もう、きっと君と恋は始まっていた
『知佳、花粉症って前に言ってたよな?
ほら目が痒くて仕方ないんじゃね、赤くなってるよ』
私を自分の胸の中に引き寄せる、その一瞬に、私の涙に気がついたんだろう。
奈々にも崇人にも何も気づかれないように、きっとアドリブをきかせたんだろう。
そして、自分の胸に引き寄せることで、奈々や崇人にその涙を見させないようにしてくれたんだろう…

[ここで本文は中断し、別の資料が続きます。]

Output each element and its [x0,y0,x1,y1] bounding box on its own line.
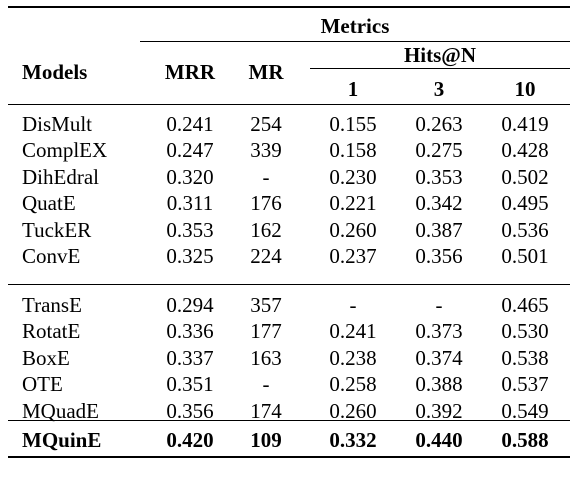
cell-model: MQuinE [22,428,102,452]
group-rule-2 [8,420,570,421]
cell-mrr: 0.337 [166,345,214,370]
cell-mr: 224 [250,244,282,268]
cell-model: ComplEX [22,138,108,163]
cell-mr: 357 [250,293,282,317]
cell-mrr: 0.247 [166,138,214,163]
cell-model: RotatE [22,319,81,344]
cell-model: TransE [22,293,82,317]
cell-h1: 0.230 [329,164,377,189]
cell-mrr: 0.294 [166,293,214,317]
header-metrics: Metrics [320,14,390,38]
cell-model: DihEdral [22,164,99,189]
cell-mr: 177 [250,319,282,344]
header-mrr: MRR [164,60,216,84]
cell-model: OTE [22,372,63,397]
cell-mrr: 0.325 [166,244,214,268]
cell-h3: 0.387 [415,217,463,242]
cell-mrr: 0.356 [166,398,214,423]
cell-h1: 0.155 [329,112,377,136]
header-mr: MR [248,60,284,84]
group-rule-1 [8,284,570,285]
cell-h10: 0.501 [501,244,549,268]
cell-h1: 0.241 [329,319,377,344]
header-rule [8,104,570,105]
cell-mr: 339 [250,138,282,163]
cell-h10: 0.419 [501,112,549,136]
cell-h3: 0.353 [415,164,463,189]
header-hits-10: 10 [514,77,536,101]
hits-rule [310,68,570,69]
cell-mrr: 0.320 [166,164,214,189]
cell-h10: 0.465 [501,293,549,317]
cell-model: QuatE [22,191,76,216]
cell-h1: 0.332 [329,428,377,452]
cell-mr: 174 [250,398,282,423]
cell-model: MQuadE [22,398,99,423]
cell-h1: 0.260 [329,398,377,423]
metrics-rule [140,41,570,42]
cell-h10: 0.428 [501,138,549,163]
cell-h3: 0.373 [415,319,463,344]
header-hits: Hits@N [403,43,477,67]
cell-h3: 0.356 [415,244,463,268]
cell-model: DisMult [22,112,93,136]
cell-h10: 0.530 [501,319,549,344]
cell-h1: 0.258 [329,372,377,397]
cell-h10: 0.502 [501,164,549,189]
cell-model: BoxE [22,345,70,370]
cell-mrr: 0.353 [166,217,214,242]
bottom-rule [8,456,570,458]
cell-h10: 0.537 [501,372,549,397]
cell-model: TuckER [22,217,92,242]
cell-mr: 254 [250,112,282,136]
cell-h1: 0.260 [329,217,377,242]
cell-h1: 0.237 [329,244,377,268]
cell-mrr: 0.311 [166,191,214,216]
cell-h1: 0.158 [329,138,377,163]
cell-h3: 0.275 [415,138,463,163]
cell-mr: 162 [250,217,282,242]
cell-h10: 0.536 [501,217,549,242]
header-hits-3: 3 [433,77,445,101]
cell-h1: 0.238 [329,345,377,370]
cell-model: ConvE [22,244,81,268]
cell-mrr: 0.241 [166,112,214,136]
cell-h3: 0.440 [415,428,463,452]
cell-mrr: 0.420 [166,428,214,452]
cell-h3: 0.388 [415,372,463,397]
cell-h10: 0.549 [501,398,549,423]
cell-h3: 0.342 [415,191,463,216]
cell-mr: - [262,164,270,189]
cell-h3: - [435,293,443,317]
cell-h10: 0.495 [501,191,549,216]
cell-mr: 163 [250,345,282,370]
cell-h10: 0.588 [501,428,549,452]
cell-h3: 0.263 [415,112,463,136]
cell-h1: 0.221 [329,191,377,216]
header-models: Models [22,60,88,84]
cell-h3: 0.374 [415,345,463,370]
cell-h3: 0.392 [415,398,463,423]
cell-mr: 109 [250,428,282,452]
top-rule [8,6,570,8]
cell-mrr: 0.351 [166,372,214,397]
cell-mr: - [262,372,270,397]
cell-h10: 0.538 [501,345,549,370]
cell-mr: 176 [250,191,282,216]
cell-mrr: 0.336 [166,319,214,344]
cell-h1: - [349,293,357,317]
header-hits-1: 1 [347,77,359,101]
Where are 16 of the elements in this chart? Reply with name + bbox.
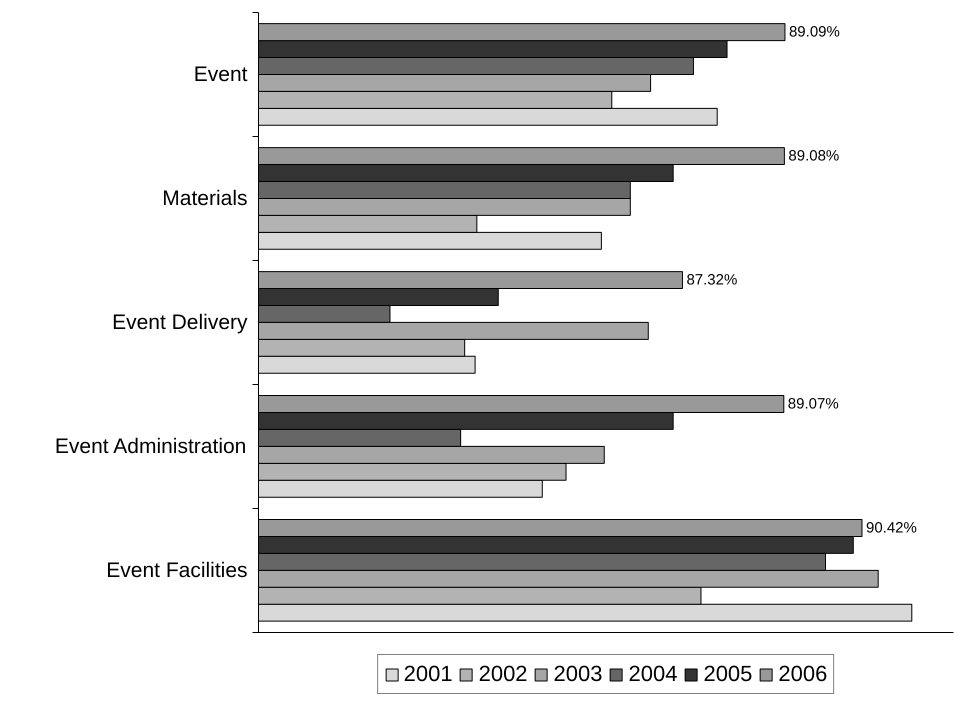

由樹君の優しさに気がつけば気がつくほど、胸が痛くて、何も言えなくなる。
『ごめん、俺、知佳を送ってくわ』
由樹君はそう言って、私を一度離すと、私の肩に手を回して、そのまま歩き始めた。
私は由樹君に支えられながら、由樹君と共に歩く。
『知佳、お大事にねー』
奈々のそんな声が背後から響く。
振り返ることも出来ず、何も返す言葉も声として出すことは出来なくて…
ごめん。
ごめん。
ごめんね、奈々…
そのまま公園の出口まで来て、私はようやく声が出るようになった。
『……由樹君…あの………』
『崇人と何を話したの?
崇人に何を言われたの?』
それはいつになく、とても真剣な顔を見せながらの由樹君の問いかけだった。
由樹君は回していた手を解き、私の前に体を移動させ、私の前に立った。
『なんで知佳が崇人のことで泣くの?』
『なんで、俺を見ないの?』
由樹君の顔はとても怖いものだった。
怒ってる、いやそれを通り越したような…でもその顔に緊張が走る。